Bentley signs bill overhauling education funding
Republicans, including Bentley, pushed the so-called rolling reserve bill to keep lawmakers from spending all of the available money in good economic years and from keeping Bentley and future governors from having to declare proration, across the board cuts required to balance the budget when not enough money is coming into the state to meet spending, in economic downturns.
Democrats are concerned the proposal could hurt Alabama schools, that Republicans are relegating their duties to a formula, and that the Legislature passed the bill during down economic times, which will place the cap unnecessarily low and keep funding from getting to schools for books, supplies, professional development and other needs.
Some years lawmakers passed budgets they knew would go into proration, requiring cuts to schools during the year when teachers and support staff were hired, and children were in classrooms.For too long, state Rep. Greg Canfield said, teachers, administrators and local school boards have "suffered under the burden of uncertain budgets."Canfield, R-Vestavia Hills, the sponsor of the bill, said the lofty budget proposals used to put together the budgets were a false promise.In the last 11 years, Canfield said one in three budgets went into proration."When you look at having proration every third year, that is unacceptable," Bentley said.
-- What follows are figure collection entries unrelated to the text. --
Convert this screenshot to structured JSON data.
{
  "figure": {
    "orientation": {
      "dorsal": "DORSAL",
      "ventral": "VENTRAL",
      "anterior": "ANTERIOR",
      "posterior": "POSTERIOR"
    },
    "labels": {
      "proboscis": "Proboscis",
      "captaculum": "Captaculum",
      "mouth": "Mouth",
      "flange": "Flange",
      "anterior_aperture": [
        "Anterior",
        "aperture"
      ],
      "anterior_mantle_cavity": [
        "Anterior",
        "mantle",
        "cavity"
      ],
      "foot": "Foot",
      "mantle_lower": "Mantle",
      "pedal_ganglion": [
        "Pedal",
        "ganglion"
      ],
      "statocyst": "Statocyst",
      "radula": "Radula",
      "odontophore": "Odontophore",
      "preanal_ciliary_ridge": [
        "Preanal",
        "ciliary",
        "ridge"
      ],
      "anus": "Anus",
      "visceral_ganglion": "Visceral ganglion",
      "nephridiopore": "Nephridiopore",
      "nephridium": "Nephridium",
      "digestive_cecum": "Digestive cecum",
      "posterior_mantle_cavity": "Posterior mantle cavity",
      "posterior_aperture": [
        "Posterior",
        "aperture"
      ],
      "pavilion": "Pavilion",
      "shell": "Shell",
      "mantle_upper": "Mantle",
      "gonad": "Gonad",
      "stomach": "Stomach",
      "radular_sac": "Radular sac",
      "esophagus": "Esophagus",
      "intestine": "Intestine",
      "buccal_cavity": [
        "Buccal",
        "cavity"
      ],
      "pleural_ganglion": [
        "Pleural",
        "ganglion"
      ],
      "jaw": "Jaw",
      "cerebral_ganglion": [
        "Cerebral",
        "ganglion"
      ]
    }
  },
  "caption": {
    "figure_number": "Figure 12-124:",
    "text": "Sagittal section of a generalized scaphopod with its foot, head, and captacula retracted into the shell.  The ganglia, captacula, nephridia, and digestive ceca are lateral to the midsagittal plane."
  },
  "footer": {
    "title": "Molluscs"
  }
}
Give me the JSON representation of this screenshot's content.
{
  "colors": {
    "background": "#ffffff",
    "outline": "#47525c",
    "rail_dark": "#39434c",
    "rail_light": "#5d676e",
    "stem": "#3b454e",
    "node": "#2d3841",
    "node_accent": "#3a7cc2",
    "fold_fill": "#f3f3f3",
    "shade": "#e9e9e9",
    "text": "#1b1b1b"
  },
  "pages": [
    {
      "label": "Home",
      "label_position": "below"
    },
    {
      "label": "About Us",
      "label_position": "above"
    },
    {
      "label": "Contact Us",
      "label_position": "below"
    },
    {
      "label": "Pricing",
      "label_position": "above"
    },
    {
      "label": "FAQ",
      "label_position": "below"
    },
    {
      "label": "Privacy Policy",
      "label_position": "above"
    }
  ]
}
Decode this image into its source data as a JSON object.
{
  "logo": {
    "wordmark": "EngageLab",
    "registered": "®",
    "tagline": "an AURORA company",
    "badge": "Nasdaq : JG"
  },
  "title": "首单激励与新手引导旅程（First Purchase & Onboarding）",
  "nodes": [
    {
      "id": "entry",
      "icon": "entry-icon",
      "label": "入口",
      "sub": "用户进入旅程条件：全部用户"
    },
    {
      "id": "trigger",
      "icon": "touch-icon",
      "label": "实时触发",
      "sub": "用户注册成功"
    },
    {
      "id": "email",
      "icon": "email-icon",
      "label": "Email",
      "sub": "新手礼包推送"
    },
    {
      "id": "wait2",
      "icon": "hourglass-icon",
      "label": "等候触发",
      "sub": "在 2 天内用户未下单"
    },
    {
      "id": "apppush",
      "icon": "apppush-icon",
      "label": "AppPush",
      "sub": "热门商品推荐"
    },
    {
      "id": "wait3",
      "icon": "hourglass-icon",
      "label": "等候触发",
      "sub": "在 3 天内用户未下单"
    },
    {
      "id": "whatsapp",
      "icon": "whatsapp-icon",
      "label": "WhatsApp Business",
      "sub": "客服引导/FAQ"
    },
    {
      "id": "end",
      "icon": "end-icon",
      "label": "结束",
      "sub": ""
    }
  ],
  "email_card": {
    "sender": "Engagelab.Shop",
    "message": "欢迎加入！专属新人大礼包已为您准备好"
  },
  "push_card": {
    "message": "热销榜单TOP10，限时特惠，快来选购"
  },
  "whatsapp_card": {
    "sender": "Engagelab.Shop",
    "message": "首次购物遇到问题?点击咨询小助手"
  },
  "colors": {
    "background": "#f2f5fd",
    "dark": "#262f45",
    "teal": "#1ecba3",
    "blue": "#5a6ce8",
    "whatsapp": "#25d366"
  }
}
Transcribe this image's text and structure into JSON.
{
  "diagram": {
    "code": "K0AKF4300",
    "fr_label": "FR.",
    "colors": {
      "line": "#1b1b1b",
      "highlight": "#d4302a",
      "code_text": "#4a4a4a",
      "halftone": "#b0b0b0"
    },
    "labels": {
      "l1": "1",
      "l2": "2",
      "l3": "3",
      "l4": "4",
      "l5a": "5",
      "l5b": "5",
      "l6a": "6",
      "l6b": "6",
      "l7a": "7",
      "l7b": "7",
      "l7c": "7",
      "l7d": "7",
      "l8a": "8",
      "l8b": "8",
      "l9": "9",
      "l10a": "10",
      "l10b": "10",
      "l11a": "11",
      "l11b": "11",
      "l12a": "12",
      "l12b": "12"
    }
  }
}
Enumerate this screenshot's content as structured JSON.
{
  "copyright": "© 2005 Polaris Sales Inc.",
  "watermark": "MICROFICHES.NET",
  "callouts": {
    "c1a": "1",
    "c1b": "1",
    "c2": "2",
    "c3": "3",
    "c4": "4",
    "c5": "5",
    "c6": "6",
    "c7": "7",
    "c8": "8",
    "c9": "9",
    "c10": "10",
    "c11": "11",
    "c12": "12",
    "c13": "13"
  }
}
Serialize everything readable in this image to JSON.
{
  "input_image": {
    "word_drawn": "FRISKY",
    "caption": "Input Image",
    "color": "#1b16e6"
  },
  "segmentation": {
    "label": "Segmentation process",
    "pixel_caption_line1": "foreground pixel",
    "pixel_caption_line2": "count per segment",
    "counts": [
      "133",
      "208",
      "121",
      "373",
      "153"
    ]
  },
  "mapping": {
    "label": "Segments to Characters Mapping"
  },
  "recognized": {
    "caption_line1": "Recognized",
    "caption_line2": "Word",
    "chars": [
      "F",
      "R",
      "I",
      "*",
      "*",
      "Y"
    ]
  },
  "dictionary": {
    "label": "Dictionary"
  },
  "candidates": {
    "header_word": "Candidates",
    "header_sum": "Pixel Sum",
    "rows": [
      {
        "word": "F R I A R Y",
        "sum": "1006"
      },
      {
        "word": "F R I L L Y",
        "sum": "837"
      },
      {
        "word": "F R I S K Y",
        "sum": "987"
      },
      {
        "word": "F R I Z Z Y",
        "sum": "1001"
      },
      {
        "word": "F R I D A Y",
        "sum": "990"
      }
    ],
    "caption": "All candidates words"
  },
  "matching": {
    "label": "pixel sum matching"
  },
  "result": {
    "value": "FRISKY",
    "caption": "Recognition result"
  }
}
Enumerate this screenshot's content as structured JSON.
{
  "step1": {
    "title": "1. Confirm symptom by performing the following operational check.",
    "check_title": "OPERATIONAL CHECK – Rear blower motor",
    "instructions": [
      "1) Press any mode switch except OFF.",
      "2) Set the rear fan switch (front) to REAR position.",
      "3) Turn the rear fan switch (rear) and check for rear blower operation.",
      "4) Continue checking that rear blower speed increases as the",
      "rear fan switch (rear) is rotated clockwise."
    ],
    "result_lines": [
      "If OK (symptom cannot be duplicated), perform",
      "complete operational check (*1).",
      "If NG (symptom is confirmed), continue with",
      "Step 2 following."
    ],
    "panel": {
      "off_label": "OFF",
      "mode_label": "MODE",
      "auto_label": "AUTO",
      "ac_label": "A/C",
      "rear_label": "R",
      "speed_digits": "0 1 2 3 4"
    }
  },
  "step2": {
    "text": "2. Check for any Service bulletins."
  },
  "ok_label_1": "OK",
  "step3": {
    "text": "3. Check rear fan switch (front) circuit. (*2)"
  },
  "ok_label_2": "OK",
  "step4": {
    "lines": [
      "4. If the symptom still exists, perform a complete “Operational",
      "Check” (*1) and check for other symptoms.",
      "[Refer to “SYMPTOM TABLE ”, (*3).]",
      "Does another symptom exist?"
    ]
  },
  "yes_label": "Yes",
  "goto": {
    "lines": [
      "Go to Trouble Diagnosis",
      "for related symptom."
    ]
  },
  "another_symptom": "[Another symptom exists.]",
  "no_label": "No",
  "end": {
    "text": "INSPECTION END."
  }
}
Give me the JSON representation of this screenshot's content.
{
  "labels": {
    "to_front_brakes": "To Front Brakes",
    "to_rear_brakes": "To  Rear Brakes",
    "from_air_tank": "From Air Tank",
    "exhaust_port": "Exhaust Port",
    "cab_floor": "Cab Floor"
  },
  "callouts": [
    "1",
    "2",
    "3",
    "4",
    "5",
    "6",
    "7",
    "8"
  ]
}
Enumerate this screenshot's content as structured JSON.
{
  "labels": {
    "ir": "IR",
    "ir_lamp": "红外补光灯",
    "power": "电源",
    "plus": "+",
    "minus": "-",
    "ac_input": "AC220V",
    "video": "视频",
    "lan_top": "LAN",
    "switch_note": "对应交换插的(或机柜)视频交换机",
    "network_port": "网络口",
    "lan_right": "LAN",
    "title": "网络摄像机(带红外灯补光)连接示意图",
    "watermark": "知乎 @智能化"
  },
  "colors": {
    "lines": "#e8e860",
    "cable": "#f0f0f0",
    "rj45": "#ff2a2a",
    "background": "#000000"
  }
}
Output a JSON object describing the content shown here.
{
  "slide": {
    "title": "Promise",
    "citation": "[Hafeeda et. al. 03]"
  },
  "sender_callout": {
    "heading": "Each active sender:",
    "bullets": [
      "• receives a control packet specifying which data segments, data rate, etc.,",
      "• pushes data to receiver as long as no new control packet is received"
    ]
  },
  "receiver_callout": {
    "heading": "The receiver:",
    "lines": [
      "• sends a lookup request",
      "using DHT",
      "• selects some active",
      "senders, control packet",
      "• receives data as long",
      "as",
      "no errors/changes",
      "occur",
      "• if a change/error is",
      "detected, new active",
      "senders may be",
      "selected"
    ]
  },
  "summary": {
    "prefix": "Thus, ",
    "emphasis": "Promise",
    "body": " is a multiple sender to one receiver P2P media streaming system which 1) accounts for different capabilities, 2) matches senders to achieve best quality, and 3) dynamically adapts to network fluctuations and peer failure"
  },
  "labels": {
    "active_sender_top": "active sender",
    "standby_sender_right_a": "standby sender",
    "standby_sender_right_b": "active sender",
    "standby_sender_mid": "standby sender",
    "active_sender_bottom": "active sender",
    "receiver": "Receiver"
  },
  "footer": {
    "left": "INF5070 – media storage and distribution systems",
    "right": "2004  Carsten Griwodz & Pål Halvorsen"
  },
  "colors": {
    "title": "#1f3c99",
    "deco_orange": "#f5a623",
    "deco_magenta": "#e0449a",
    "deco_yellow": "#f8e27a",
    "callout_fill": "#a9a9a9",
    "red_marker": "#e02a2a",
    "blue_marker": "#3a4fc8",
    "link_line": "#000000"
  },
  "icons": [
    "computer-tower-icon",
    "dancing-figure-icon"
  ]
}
The bill would use a 15-year average of money available for the education budget to set a spending cap. Additional revenue beyond that cap would be used to replace money the Legislature borrowed from a state rainy day fund to balance the budget in previous years and revenue after that would be placed in a reserve fund intended to stabilize the education budget. Based on the 2011 fiscal year, the Legislative Fiscal Office estimates there would be 3.38 percent growth for the 2013 education budget.
House Speaker Mike Hubbard, R-Auburn, said it is fitting that the budget change is the first bill passed in this four-year term for lawmakers, the first with Republicans in the majority in more than a century. He said the legislation ushers in a new era of fiscal responsibility.
"It sends a message we're going to change the way Montgomery operates," he said. " ... This was the right thing to do."